Nate can’t tell her the truth. He can’t tell her that Blackpoole refused to pay for their son’s treatment – she loves her job, she always has, and that would ruin everything. Maggie worked so hard to get promoted. She doesn’t need to bear that burden when it’s breaking him already. She doesn’t need to know how badly Nate let their family down.
So he stubbornly stays silent until his wife gets sick of trying. She tells him that she’s going to her parent’s house to start planning out the funeral and if he decides to be a proper husband, he can join her later on.
“You better be sober,” Maggie snarls before storming out the door and while part of Nate wants to chase her down and beg forgiveness, a larger part is thinking, I need a fucking drink.
Nate quits his job on Saturday. Ringing his boss seems like a grand idea around his second bottle – or is it third by now? So he calls Ian Blackpoole on his private number, the one he used to be so proud to have.
After the other man picks up, he offers Nate his sympathy. Ian says that this is terrible, that the firm is pulling for him, and that his job will be waiting once he’s had his time to grieve. But Ian is the one who killed his child – he’s the one who said no when Nate came begging for more money – and those empty platitudes ring like thunder in his ears.
“You can shove that job right up your ass,” he spits out. “After everything I did for your company – every piece of artwork I recovered – my son is dead because of you. I saved you a fortune and you screwed me anyway. Consider this my resignation, you bastard; I hope you rot in Hell!”

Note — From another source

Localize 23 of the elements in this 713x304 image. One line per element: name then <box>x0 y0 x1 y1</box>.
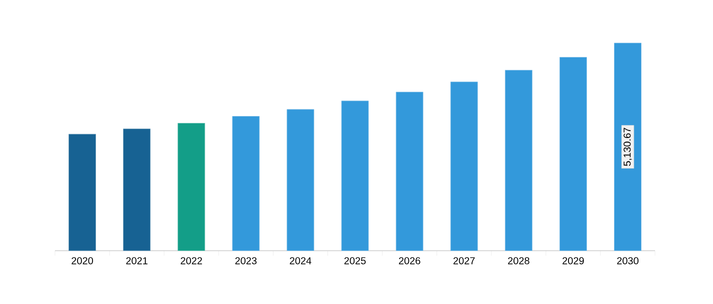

Nate snaps his phone shut, wishing he had a landline so he could slam it properly. Telling Blackpoole off made him feel better for a moment, but it doesn’t change a thing. The man still has all the money and the power; he’ll forget Nate in an instant and move on to better things. Blackpoole doesn’t have to care that Sam is dead – he doesn’t have to attend his child’s funeral – and Nate hates him more than he has ever hated anyone.
He doesn’t want to kill Blackpoole. He wants to make the bastard suffer. He wants to make him watch as everything he loves turns to ashes in his arms.

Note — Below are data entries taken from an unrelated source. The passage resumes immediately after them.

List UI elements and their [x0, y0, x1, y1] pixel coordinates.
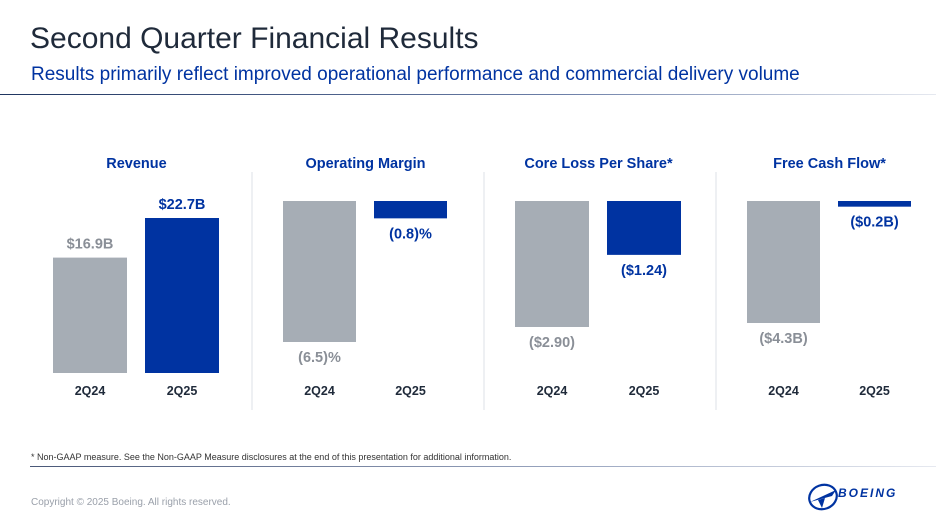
boeing-logo-icon — [808, 483, 838, 511]
free-cash-flow-value-label-2q25: ($0.2B) — [850, 215, 899, 231]
operating-margin-bar-2q25 — [374, 201, 447, 219]
core-loss-per-share-bar-2q25 — [607, 201, 681, 255]
page-subtitle: Results primarily reflect improved opera… — [31, 64, 800, 85]
revenue-bar-2q25 — [145, 218, 219, 373]
core-loss-per-share-value-label-2q24: ($2.90) — [529, 335, 575, 351]
footnote: * Non-GAAP measure. See the Non-GAAP Mea… — [31, 452, 512, 462]
free-cash-flow-bar-2q25 — [838, 201, 911, 207]
charts-area: Revenue $16.9B 2Q24 $22.7B 2Q25 Operating Mar… — [53, 156, 911, 410]
revenue-title: Revenue — [106, 156, 166, 172]
core-loss-per-share-bar-2q24 — [515, 201, 589, 327]
revenue-value-label-2q25: $22.7B — [159, 197, 206, 213]
header-divider — [0, 94, 936, 95]
core-loss-per-share-category-label-2q24: 2Q24 — [537, 384, 568, 398]
revenue-value-label-2q24: $16.9B — [67, 237, 114, 253]
page-title: Second Quarter Financial Results — [30, 22, 479, 55]
operating-margin-value-label-2q24: (6.5)% — [298, 350, 341, 366]
revenue-category-label-2q25: 2Q25 — [167, 384, 198, 398]
revenue-category-label-2q24: 2Q24 — [75, 384, 106, 398]
operating-margin-bar-2q24 — [283, 201, 356, 342]
operating-margin-title: Operating Margin — [305, 156, 425, 172]
core-loss-per-share-value-label-2q25: ($1.24) — [621, 263, 667, 279]
boeing-logo-text: BOEING — [838, 486, 898, 500]
revenue-bar-2q24 — [53, 257, 127, 373]
free-cash-flow-bar-2q24 — [747, 201, 820, 323]
operating-margin-value-label-2q25: (0.8)% — [389, 226, 432, 242]
operating-margin-category-label-2q25: 2Q25 — [395, 384, 426, 398]
footer-divider — [30, 466, 936, 467]
free-cash-flow-category-label-2q25: 2Q25 — [859, 384, 890, 398]
operating-margin-category-label-2q24: 2Q24 — [304, 384, 335, 398]
free-cash-flow-title: Free Cash Flow* — [773, 156, 886, 172]
free-cash-flow-value-label-2q24: ($4.3B) — [759, 331, 808, 347]
copyright: Copyright © 2025 Boeing. All rights rese… — [31, 497, 231, 508]
core-loss-per-share-category-label-2q25: 2Q25 — [629, 384, 660, 398]
core-loss-per-share-title: Core Loss Per Share* — [524, 156, 673, 172]
free-cash-flow-category-label-2q24: 2Q24 — [768, 384, 799, 398]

But a man like Nate can’t hope to hurt a man like Ian Blackpoole. That would require money or at least some kind of leverage and the only thing that Nate has is a lot more alcohol.
Maggie leaves on Sunday.
She says it's not forever. She says that she’s just staying with her parents until they get Sam buried; Nate keeps disappearing and she needs support right now. Maggie says that she still loves him and she knows they can get past this, but she’s never been the kind to give up on lost causes easily.

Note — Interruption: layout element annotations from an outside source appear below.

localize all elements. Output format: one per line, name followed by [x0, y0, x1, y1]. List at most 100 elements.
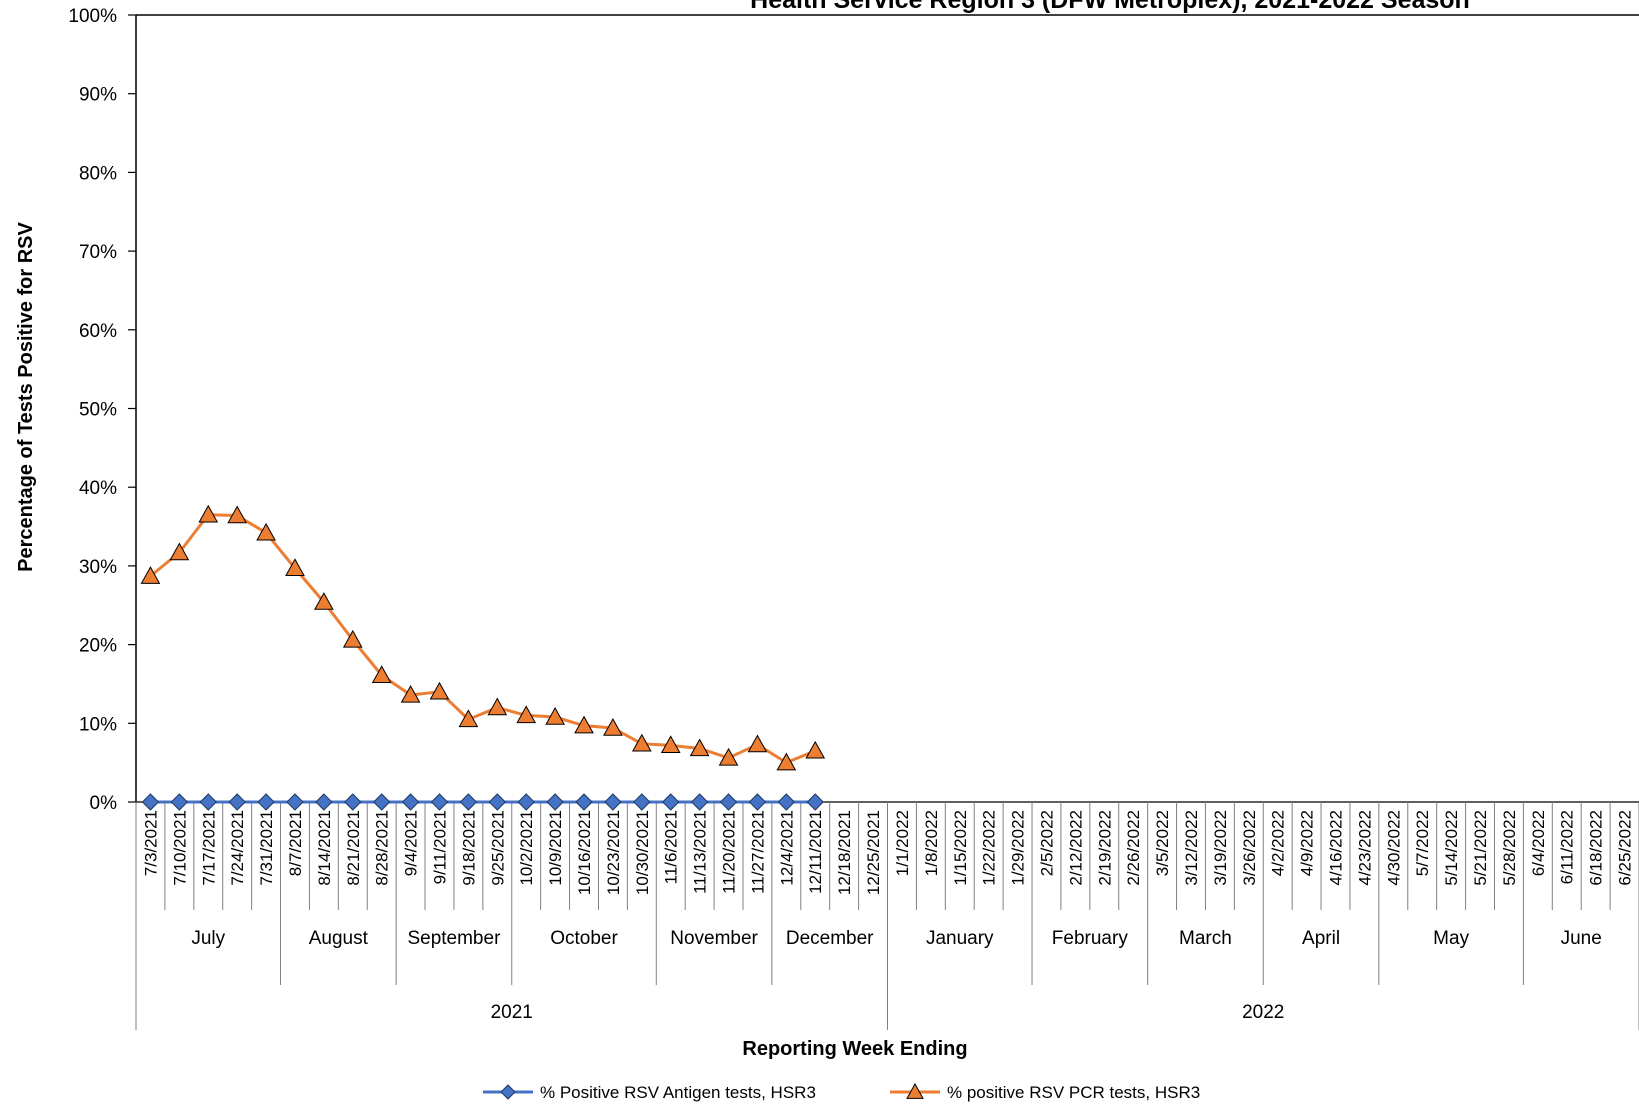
x-tick-label: 4/23/2022 — [1355, 810, 1374, 886]
x-axis: 7/3/2021 7/10/2021 7/17/2021 7/24/2021 7/31/… — [135, 801, 1639, 1030]
x-tick-label: 7/31/2021 — [257, 810, 276, 886]
data-point-pcr — [516, 705, 537, 724]
x-tick-label: 11/6/2021 — [662, 810, 681, 884]
data-point-antigen — [401, 793, 420, 811]
month-label: September — [407, 928, 501, 949]
y-tick-label: 60% — [79, 321, 117, 342]
x-tick-label: 8/14/2021 — [315, 810, 334, 886]
data-point-antigen — [806, 793, 824, 811]
series-line — [149, 513, 816, 765]
y-tick-label: 70% — [79, 242, 117, 263]
x-tick-label: 2/5/2022 — [1037, 810, 1056, 876]
x-tick-label: 6/11/2022 — [1558, 810, 1577, 884]
data-point-antigen — [488, 793, 507, 811]
data-point-antigen — [286, 793, 304, 811]
x-tick-label: 12/25/2021 — [864, 810, 883, 895]
x-tick-label: 6/18/2022 — [1587, 810, 1606, 886]
x-tick-label: 3/26/2022 — [1240, 810, 1259, 886]
data-point-pcr — [429, 681, 450, 700]
month-label: June — [1561, 928, 1602, 949]
data-point-antigen — [372, 793, 391, 811]
data-point-antigen — [546, 793, 564, 811]
data-point-antigen — [748, 793, 767, 811]
y-tick-label: 80% — [79, 163, 117, 184]
legend-marker — [500, 1084, 516, 1100]
x-tick-label: 12/18/2021 — [835, 810, 854, 895]
data-point-pcr — [545, 706, 565, 725]
x-axis-label: Reporting Week Ending — [742, 1038, 967, 1060]
x-tick-label: 2/26/2022 — [1124, 810, 1143, 886]
data-point-pcr — [198, 504, 219, 523]
x-tick-label: 10/16/2021 — [575, 810, 594, 895]
x-tick-label: 1/1/2022 — [893, 810, 912, 876]
legend-marker — [906, 1082, 924, 1099]
x-tick-label: 1/8/2022 — [922, 810, 941, 876]
month-label: January — [926, 928, 994, 949]
data-point-pcr — [371, 665, 392, 683]
x-tick-label: 6/4/2022 — [1529, 810, 1548, 876]
legend-item-antigen: % Positive RSV Antigen tests, HSR3 — [483, 1083, 816, 1102]
x-tick-label: 7/10/2021 — [170, 810, 189, 886]
legend-item-pcr: % positive RSV PCR tests, HSR3 — [890, 1082, 1200, 1102]
data-point-pcr — [805, 740, 826, 759]
x-tick-label: 10/30/2021 — [633, 810, 652, 895]
data-point-pcr — [631, 733, 652, 752]
data-point-pcr — [458, 709, 479, 728]
x-tick-label: 1/22/2022 — [980, 810, 999, 886]
x-tick-label: 6/25/2022 — [1616, 810, 1635, 886]
data-point-antigen — [575, 793, 593, 811]
y-tick-label: 100% — [68, 6, 117, 27]
series-layer — [140, 504, 826, 811]
data-point-antigen — [170, 793, 189, 811]
data-point-antigen — [344, 793, 362, 811]
data-point-pcr — [314, 592, 334, 610]
data-point-antigen — [430, 793, 449, 811]
legend-label: % Positive RSV Antigen tests, HSR3 — [540, 1083, 816, 1102]
month-label: December — [786, 928, 874, 949]
x-tick-label: 11/27/2021 — [748, 810, 767, 894]
data-point-antigen — [719, 793, 738, 811]
x-tick-label: 4/2/2022 — [1269, 810, 1288, 876]
y-tick-label: 20% — [79, 636, 117, 657]
data-point-pcr — [660, 735, 681, 754]
data-point-pcr — [574, 715, 594, 734]
data-point-pcr — [227, 505, 248, 524]
month-label: November — [670, 928, 758, 949]
legend: % Positive RSV Antigen tests, HSR3 % posi… — [483, 1082, 1200, 1102]
year-label: 2022 — [1242, 1002, 1284, 1023]
month-label: May — [1433, 928, 1469, 949]
x-tick-label: 7/24/2021 — [228, 810, 247, 886]
data-point-pcr — [169, 542, 190, 561]
data-point-pcr — [140, 566, 161, 584]
data-point-pcr — [718, 747, 739, 766]
data-point-antigen — [633, 793, 651, 811]
x-tick-label: 11/13/2021 — [691, 810, 710, 894]
x-tick-label: 2/19/2022 — [1095, 810, 1114, 886]
month-label: October — [550, 928, 618, 949]
data-point-antigen — [459, 793, 478, 811]
x-tick-label: 9/11/2021 — [430, 810, 449, 884]
x-tick-label: 4/9/2022 — [1298, 810, 1317, 876]
legend-label: % positive RSV PCR tests, HSR3 — [947, 1083, 1200, 1102]
data-point-pcr — [400, 684, 421, 703]
month-label: April — [1302, 928, 1340, 949]
data-point-pcr — [342, 629, 363, 648]
y-tick-label: 10% — [79, 714, 117, 735]
y-tick-label: 50% — [79, 400, 117, 421]
data-point-pcr — [747, 734, 768, 753]
data-point-pcr — [487, 697, 508, 716]
x-tick-label: 1/15/2022 — [951, 810, 970, 886]
x-tick-label: 8/28/2021 — [373, 810, 392, 886]
data-point-antigen — [517, 793, 535, 811]
x-tick-label: 2/12/2022 — [1066, 810, 1085, 886]
x-tick-label: 1/29/2022 — [1009, 810, 1028, 886]
data-point-antigen — [257, 793, 275, 811]
data-point-antigen — [228, 793, 246, 811]
month-label: February — [1052, 928, 1129, 949]
data-point-antigen — [604, 793, 622, 811]
x-tick-label: 5/7/2022 — [1413, 810, 1432, 876]
data-point-pcr — [689, 738, 710, 757]
month-label: March — [1179, 928, 1232, 949]
x-tick-label: 7/3/2021 — [141, 810, 160, 876]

She’d probably take him back if he just apologized, if he dried out and stayed sober for longer than a day. But Nate knows that that won’t happen. As much as he loves Maggie, he can’t give up the whiskey. He needs the haze of drunkenness to dull his memories. He needs to forget the sight of his son dying before it shatters him completely and if it costs him Maggie, that’s a price he’ll have to pay.
His wife is going to divorce him and Nate doesn’t plan to argue; it’s better for her to cut him loose then to drag her down as well.
“I guess it's just you and me now,” he says, toasting his whiskey bottle with a sarcastic grin. Then Nate knocks back his glass with one quick motion and pours another drink.